Илья вдруг вспомнил, как много лет назад был на встрече, организованной в библиотеке, с человеком, без преувеличения - легендой. Тот был советским шпионом, простите, разведчиком (шпионами называли разведчиков вражеских) и много лет прожил в Соединенных Штатах нелегалом, прежде чем его разоблачили. Народу в библиотеке собралась тьма-тьмущая. Интерес к выступающему еще был подогрет тем, что недавно вышел на экраны фильм о нашем разведчике-нелегале (в основе лежала подлинная история), а выступающий в библиотеке был снят в прологе этого фильма и сказал о нем несколько слов. И почти все зрители были твердо убеждены, что фильм рассказывает именно о его подвигах, а это были подвиги совсем другого человека. И один парень, пришедший в библиотеку на встречу, задал человеку-легенде такой «простенький» вопрос: «А что нужно делать для того, чтобы, живя во вражеском окружении, не быть разоблаченным?» И немедленно получил примерно такой ответ: «Вообще это не так уж сложно. Просто надо твердо сказать себе, что ты больше не Иван Иванович Иванов, а Майкл Джонсон, и начать жить, как Майкл Джонсон. А потом и думать, как он». Конечно, человек-легенда не жил во вражеском окружении, Это всего лишь советский штамп. Его окружали простые американцы, которые, возможно, увидели в нем врага лишь после ареста. А, быть может, эмоционально это никак не восприняли. Аналогий тебе проводить не стоит. Ты не шпион, ты, естественно, не будешь во вражеском окружении. И нужно тебе всего лишь воспользоваться советом человека-легенды. «Скажи себе и затверди: «Я - Сергей Васильевич Кузнецов – начальник большого главка; я – русский в России; эта моя страна без всяких оговорок. Кстати, это действительно твоя страна. В эмиграцию ты не уехал. Теперь у тебя нет комплексов, которые, признаться, были. Никто больше не скажет мне, что я не ко двору, что моя фамилия, мое отчество плохо звучат. «Вы, конечно, хороший специалист, но … сами понимаете…». Этого больше ты не услышишь, а если услышишь, немедленно спросишь: « Чего это вы там буровите?» Именно «буровите» – грубо и резко. И «Чего я должен сам понимать?» Итак, определенней, резче, жестче, даже злее и, главное, определеннее. Сергей Васильевич Кузнецов, если даже был до сегодняшнего дня мямлей или, скажем, человеком мягким, таковым быть перестал. Точка».

В девять утра Илья Берман шел уверенной размашистой походкой по коридору главка, здороваясь с сотрудниками направо и налево.

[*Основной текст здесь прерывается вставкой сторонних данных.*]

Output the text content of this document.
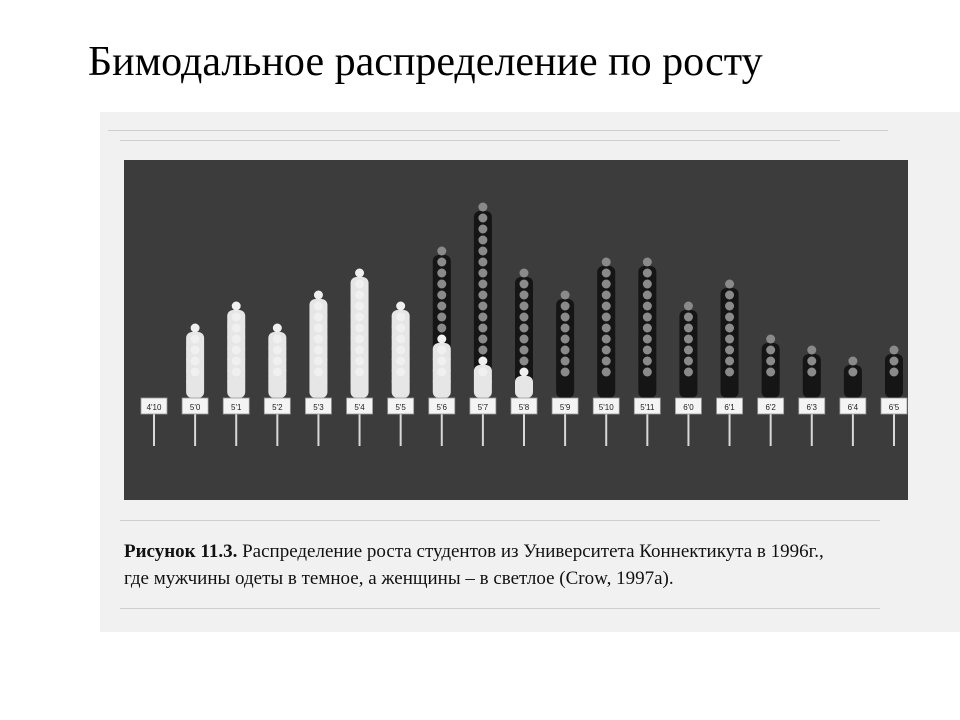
Бимодальное распределение по росту
4'10	5'0	5'1	5'2	5'3	5'4	5'5	5'6	5'7	5'8	5'9	5'10	5'11	6'0	6'1	6'2	6'3	6'4	6'5
Рисунок 11.3. Распределение роста студентов из Университета Коннектикута в 1996г.,
где мужчины одеты в темное, а женщины – в светлое (Crow, 1997a).
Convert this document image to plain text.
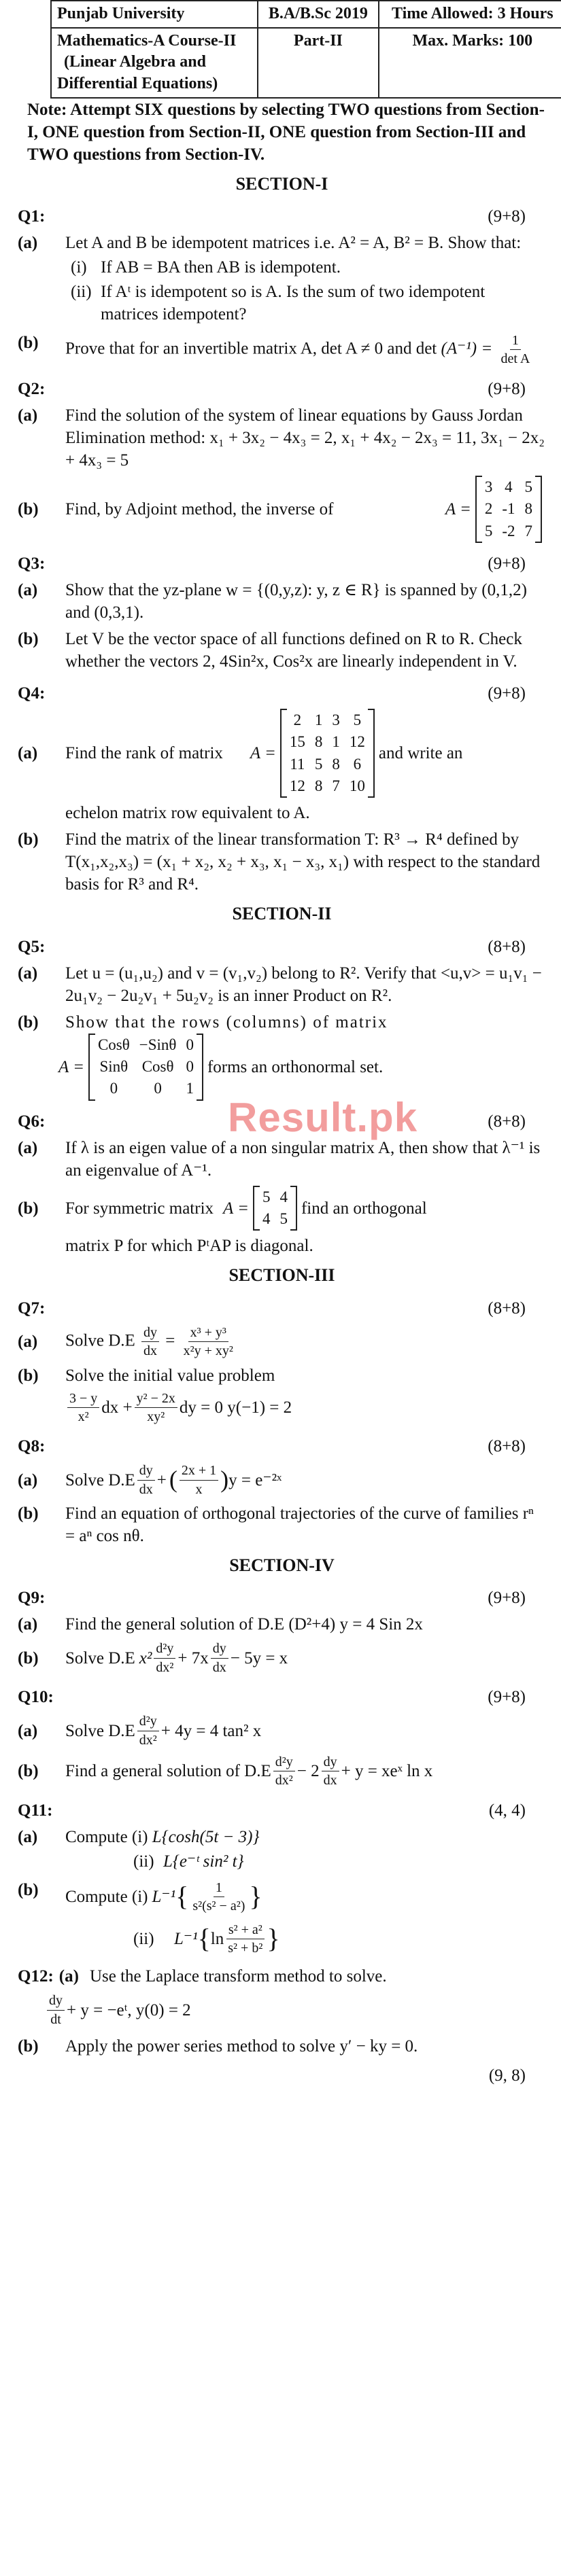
Punjab University	B.A/B.Sc 2019	Time Allowed: 3 Hours

Mathematics-A Course-II
(Linear Algebra and
Differential Equations)	Part-II	Max. Marks: 100

Note: Attempt SIX questions by selecting TWO questions from Section-I, ONE question from Section-II, ONE question from Section-III and TWO questions from Section-IV.

SECTION-I
Q1:	(9+8)
(a)	Let A and B be idempotent matrices i.e. A² = A, B² = B. Show that:
(i) If AB = BA then AB is idempotent.
(ii) If Aᵗ is idempotent so is A. Is the sum of two idempotent matrices idempotent?
(b)	Prove that for an invertible matrix A, det A ≠ 0 and $\det (A^{-1}) = \frac{1}{\text{det A}}$
Q2:	(9+8)
(a)	Find the solution of the system of linear equations by Gauss Jordan Elimination method: x₁ + 3x₂ − 4x₃ = 2, x₁ + 4x₂ − 2x₃ = 11, 3x₁ − 2x₂ + 4x₃ = 5
(b)	Find, by Adjoint method, the inverse of	A =
3 4 5
2 -1 8
5 -2 7
Q3:	(9+8)
(a)	Show that the yz-plane w = {(0,y,z): y, z ∈ R} is spanned by (0,1,2) and (0,3,1).
(b)	Let V be the vector space of all functions defined on R to R. Check whether the vectors 2, 4Sin²x, Cos²x are linearly independent in V.
Q4:	(9+8)
(a)	Find the rank of matrix A =
2 1 3 5
15 8 1 12
11 5 8 6
12 8 7 10
and write an
echelon matrix row equivalent to A.
(b)	Find the matrix of the linear transformation T: R³ → R⁴ defined by T(x₁,x₂,x₃) = (x₁ + x₂, x₂ + x₃, x₁ − x₃, x₁) with respect to the standard basis for R³ and R⁴.
SECTION-II
Q5:	(8+8)
(a)	Let u = (u₁,u₂) and v = (v₁,v₂) belong to R². Verify that <u,v> = u₁v₁ − 2u₁v₂ − 2u₂v₁ + 5u₂v₂ is an inner Product on R².
(b)	Show that the rows (columns) of matrix
A =
Cosθ −Sinθ 0
Sinθ Cosθ 0
0	0	1
forms an orthonormal set.
Q6:	(8+8)
(a)	If λ is an eigen value of a non singular matrix A, then show that λ⁻¹ is an eigenvalue of A⁻¹.
(b)	For symmetric matrix A =
5 4
4 5
find an orthogonal
matrix P for which PᵗAP is diagonal.
SECTION-III
Q7:	(8+8)
(a)	Solve $D.E \frac{dy}{dx} = \frac{\text{x³ + y³}}{\text{x²y + xy²}}$
(b)	Solve the initial value problem
$\frac{3 - y}{\text{x²}}$ dx + $\frac{\text{y² − 2x}}{\text{xy²}}$ dy = 0 y(−1) = 2
Q8:	(8+8)
(a)	Solve $D.E \frac{dy}{dx}$ + ( $\frac{2x + 1}{x}$ ) y = e⁻²ˣ
(b)	Find an equation of orthogonal trajectories of the curve of families rⁿ = aⁿ cos nθ.
SECTION-IV
Q9:	(9+8)
(a)	Find the general solution of D.E (D²+4) y = 4 Sin 2x
(b)	Solve D.E $x^2 \frac{\text{d²y}}{\text{dx²}} + 7x \frac{dy}{dx} - 5y = x$
Q10:	(9+8)
(a)	Solve $D.E \frac{\text{d²y}}{\text{dx²}} + 4y = 4$ tan² x
(b)	Find a general solution of $D.E \frac{\text{d²y}}{\text{dx²}} - 2 \frac{dy}{dx} + y$ = xeˣ ln x
Q11:	(4, 4)
(a)	Compute (i) L{cosh(5t − 3)}
(ii) L{e⁻ᵗ sin² t}
(b)	Compute (i) L⁻¹ { $\frac{1}{\text{s²(s² − a²)}}$ }
(ii)	L⁻¹ { $\ln \frac{\text{s² + a²}}{\text{s² + b²}}$ }
Q12: (a) Use the Laplace transform method to solve.
$\frac{dy}{dt} + y$ = −eᵗ, y(0) = 2
(b)	Apply the power series method to solve y′ − ky = 0.
(9, 8)
Result.pk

И вдруг остановился.
- Сергей Васильевич! – радостно приветствовал его мужчина в отлично сшитом костюме, в белоснежной рубашке и модном галстуке. Мясистая рожа лоснилась от удовольствия. – Надеюсь, жизнь радует и нет проблем, которые мы под вашим руководством не могли бы разрешить. Да? - Пухлые щеки подрагивали от счастья.
- Привет, Мелешкин. А чего это ты говоришь «под вашим руководством»?
- А под чьим же?
- Под моим. Но, Мелешкин, надо быть последовательным. Следует говорить: «под вашим мудрым руководством».
Мелешкин продолжал улыбаться, но как-то неуверенно и настороженно вглядывался в начальника. Наконец, спросил:
- Шутите?
- Это еще почему? Сомневаешься, что мое руководство мудрое?
Мелешкин опять широко заулыбался и, видимо, посчитал лучшим для себя пока промолчать.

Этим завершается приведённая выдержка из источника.